Stochastic programming with decision dependent uncertainty is far less a beaten track than stochastic programming with fully exogenous uncertainty.
A short, not well thought through, answer to your question would be: No, you cannot apply Benders (L-shaped method) to such problems directly, at least not in all cases.
A hopefully more useful answer would be to study the specific problem at hand. Particularly, how does your decision $x$ influence $\xi$? Is your $\xi$ continuous or discrete? (probably the latter since you say scenarios).
There are at least two ways in which $x$ can influence $\xi$. It can influence the timing when $\xi$ is revealed (probably not your case), see for example this article.
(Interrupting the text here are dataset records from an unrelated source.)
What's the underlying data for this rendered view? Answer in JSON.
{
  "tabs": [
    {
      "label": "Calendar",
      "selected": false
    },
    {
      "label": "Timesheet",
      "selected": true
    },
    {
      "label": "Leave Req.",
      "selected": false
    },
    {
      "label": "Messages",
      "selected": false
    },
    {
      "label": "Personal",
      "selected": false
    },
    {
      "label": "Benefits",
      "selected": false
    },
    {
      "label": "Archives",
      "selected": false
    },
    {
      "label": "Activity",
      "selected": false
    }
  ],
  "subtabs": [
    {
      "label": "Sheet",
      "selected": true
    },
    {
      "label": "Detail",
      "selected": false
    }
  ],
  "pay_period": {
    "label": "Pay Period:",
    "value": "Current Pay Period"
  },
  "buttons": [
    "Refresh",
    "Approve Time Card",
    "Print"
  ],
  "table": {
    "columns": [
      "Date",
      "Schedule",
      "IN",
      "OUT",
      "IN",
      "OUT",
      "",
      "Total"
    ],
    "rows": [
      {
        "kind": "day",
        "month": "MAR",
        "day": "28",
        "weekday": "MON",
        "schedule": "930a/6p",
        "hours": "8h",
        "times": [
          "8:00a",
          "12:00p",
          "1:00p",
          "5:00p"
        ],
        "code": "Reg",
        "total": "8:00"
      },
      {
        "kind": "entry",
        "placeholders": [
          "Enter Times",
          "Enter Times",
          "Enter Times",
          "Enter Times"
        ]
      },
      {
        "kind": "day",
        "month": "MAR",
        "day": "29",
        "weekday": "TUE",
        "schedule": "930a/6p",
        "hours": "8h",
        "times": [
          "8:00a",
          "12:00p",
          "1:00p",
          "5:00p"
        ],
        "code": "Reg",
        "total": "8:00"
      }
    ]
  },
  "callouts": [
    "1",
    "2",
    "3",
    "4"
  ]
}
Or it can influence the distribution function or support of your $\xi$ (probably your case, I guess). In the latter case, one can still distinguish a couple of cases:
- A. Where you can obtain infinitely many different distributions of $\xi$ as a result of $x$
- B. Where you can obtain finitely many distributions
For class B. see this article and, particularly, this article. Both are presented for a multistage setting, but can equally well describe your case (after all you have a multistage problem with only two stages). You will probably see that in case B. you might be able to use Benders though within a broader scheme (e.g., you might have to solve several stochastic programs). In case A. things are a bit more involved and I am not sure there is much out there.